Importance of monocarboxylate transporter 8 for the blood-brain barrier-dependent availability of 3,5,3'-triiodo-L-thyronine

Abstract

Mutations of the gene expressing plasma membrane transporter for thyroid hormones MCT8 (SLC16A2) in humans lead to altered thyroid hormone levels and a severe neurodevelopmental disorder. Genetically engineered defect of the Mct8 gene in mice leads to similar thyroid hormone abnormalities but no obvious impairment of brain development or function. In this work we studied the relative role of the blood-brain barrier and the neuronal plasma cell membrane in the restricted access of T(3) to the target neurons. To this end we compared the effects of low doses of T(4) and T(3) on cerebellar structure and gene expression in wild-type (Wt) and Mct8 null male mice [Mct8-/y, knockout (KO)] made hypothyroid during the neonatal period.
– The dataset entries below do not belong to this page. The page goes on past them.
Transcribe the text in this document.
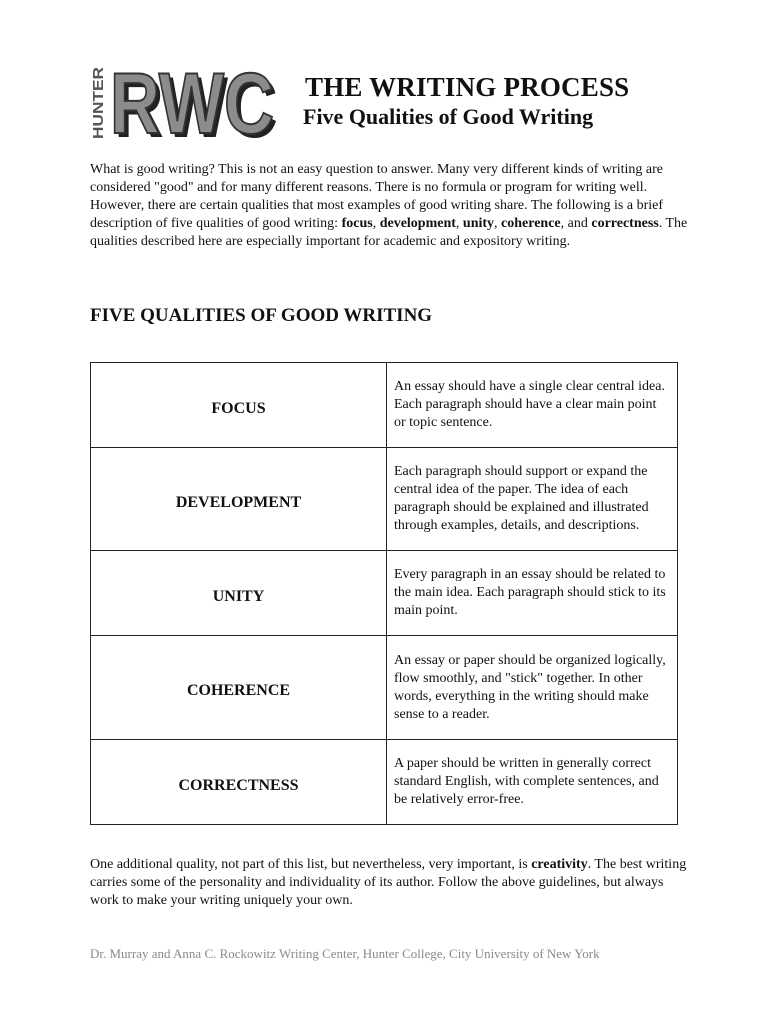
HUNTER RWC
RWC THE WRITING PROCESS
Five Qualities of Good Writing

What is good writing? This is not an easy question to answer. Many very different kinds of writing are considered "good" and for many different reasons. There is no formula or program for writing well. However, there are certain qualities that most examples of good writing share. The following is a brief description of five qualities of good writing: focus, development, unity, coherence, and correctness. The qualities described here are especially important for academic and expository writing.

FIVE QUALITIES OF GOOD WRITING
FOCUS	An essay should have a single clear central idea. Each paragraph should have a clear main point or topic sentence.
DEVELOPMENT	Each paragraph should support or expand the central idea of the paper. The idea of each paragraph should be explained and illustrated through examples, details, and descriptions.
UNITY	Every paragraph in an essay should be related to the main idea. Each paragraph should stick to its main point.
COHERENCE	An essay or paper should be organized logically, flow smoothly, and "stick" together. In other words, everything in the writing should make sense to a reader.
CORRECTNESS	A paper should be written in generally correct standard English, with complete sentences, and be relatively error-free.

One additional quality, not part of this list, but nevertheless, very important, is creativity. The best writing carries some of the personality and individuality of its author. Follow the above guidelines, but always work to make your writing uniquely your own.

Dr. Murray and Anna C. Rockowitz Writing Center, Hunter College, City University of New York
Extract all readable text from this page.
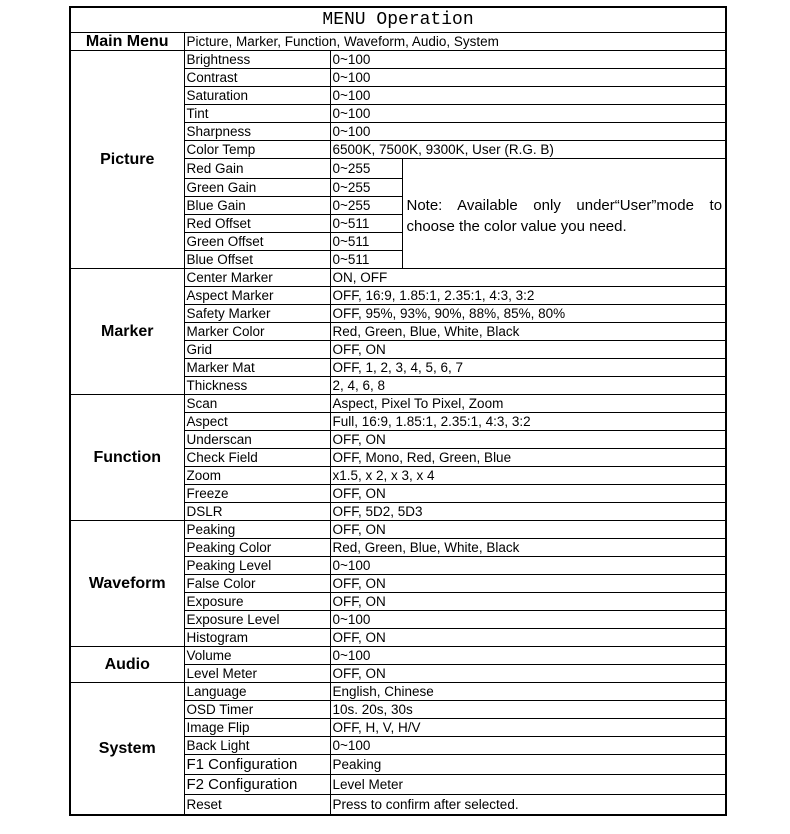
MENU Operation			
Main Menu	Picture, Marker, Function, Waveform, Audio, System		
Picture	Brightness	0~100	
	Contrast	0~100	
	Saturation	0~100	
	Tint	0~100	
	Sharpness	0~100	
	Color Temp	6500K, 7500K, 9300K, User (R.G. B)	
	Red Gain	0~255	Note: Available only under“User”mode to choose the color value you need.
	Green Gain	0~255	
	Blue Gain	0~255	
	Red Offset	0~511	
	Green Offset	0~511	
	Blue Offset	0~511	
Marker	Center Marker	ON, OFF	
	Aspect Marker	OFF, 16:9, 1.85:1, 2.35:1, 4:3, 3:2	
	Safety Marker	OFF, 95%, 93%, 90%, 88%, 85%, 80%	
	Marker Color	Red, Green, Blue, White, Black	
	Grid	OFF, ON	
	Marker Mat	OFF, 1, 2, 3, 4, 5, 6, 7	
	Thickness	2, 4, 6, 8	
Function	Scan	Aspect, Pixel To Pixel, Zoom	
	Aspect	Full, 16:9, 1.85:1, 2.35:1, 4:3, 3:2	
	Underscan	OFF, ON	
	Check Field	OFF, Mono, Red, Green, Blue	
	Zoom	x1.5, x 2, x 3, x 4	
	Freeze	OFF, ON	
	DSLR	OFF, 5D2, 5D3	
Waveform	Peaking	OFF, ON	
	Peaking Color	Red, Green, Blue, White, Black	
	Peaking Level	0~100	
	False Color	OFF, ON	
	Exposure	OFF, ON	
	Exposure Level	0~100	
	Histogram	OFF, ON	
Audio	Volume	0~100	
	Level Meter	OFF, ON	
System	Language	English, Chinese	
	OSD Timer	10s. 20s, 30s	
	Image Flip	OFF, H, V, H/V	
	Back Light	0~100	
	F1 Configuration	Peaking	
	F2 Configuration	Level Meter	
	Reset	Press to confirm after selected.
We found that compared with Wt animals, T(4) was considerably more potent than T(3) in the Mct8KO mice, indicating a restricted access of T(3), but not T(4), to neurons after systemic administration in vivo. In contrast, T(3) action in cultured cerebellar neurons was similar in Wt cells as in Mct8KO cells. The results suggest that the main restriction for T(3) entry into the neural target cells of the mouse deficient in Mct8 is at the blood-brain barrier.

Figure 1

Effects of hypothyroidism (Hypo) and thyroid hormone treatment on the structure of the cerebellar cortex of Wt and KO mice. The figure shows photomicrographs of lobule 7 from toloudine-stained sagittal slices of P21 mice. Igl, Internal granular layer; Mol, molecular layer. The arrows show the external germinal layer. Scale bar, 100 μm.

Figure 2

Influence of Mct8 deficit on the response to T₄ and T₃. Wt and KO mice were made hypothyroid (Hypo) from the late fetal period up to P21, and treated with either vehicle or T₄ or T₃ for 5 d before the animals were killed. Data are means ± sd. Hr and RC3/Nrgn expression was analyzed by real-time PCR in the cerebellum and striatum, respectively. The data were analyzed by two-way ANOVA and the Bonferroni posttest to compare the data from each KO condition with the corresponding Wt. **, P < 0.01; ***, P < 0.001. For Hr expression, there was a significant effect of genotype (F_1,41 = 116.01, P < 0.0001) and thyroidal status (F_3,41 = 37.84, P < 0.0001), with a significant interaction (F_3,41 = 3.88, P = 0.0156). Also for Nrgn, there was a significant effect of genotype (F_1,35 = 24.68, P < 0.0001) and thyroidal status (F_3,35 = 41.16, P < 0.0001), with a significant interaction (F_3,35 = 10.30, P < 0.0001). The lower panel shows Gpd2 expression in the liver. There was a significant effect of thyroidal status (F_3,41 = 23.67, P < 0.0001) but not genotype (F_3,41 = 1.065, P = 0.308), with a significant interaction (F_3,41 = 3.936, P < 0.0148). NS, Not significant.

Figure 3

³⁵S in situ hybridization for Mct8 (A–C), Nrgn (D and E) and Dio2 (F) mRNAs. The slices are from coronal sections at the level of the caudate (A, B, and D–F) and sagittal section of the cerebellum (C). All slices are from P21 Wt mice except for E, which shows the typical Nrgn expression in a P21 KO mouse. The arrows in A–C show heavy Mct8 expression in the choroid plexus. The asterisks show the caudate nucleus in A, with low hybridization signal, and the faint but detectable hybridization in the cerebellar cortex in C. 3V, Third ventricle.

Figure 4

Hr expression in primary cultures of granular cells from Wt or Mct8-deficient mice, as a function of T₃ added to the cultures. Differences in Hr expression between the cells without T₃ added and the 0.2 nm T₃ concentration were P < 0.001 (a). Differences between the Wt and KO cells at each T₃ concentration, by two-way ANOVA were not significant, except for the 0.25 nm T₃, with P < 0.05 (b).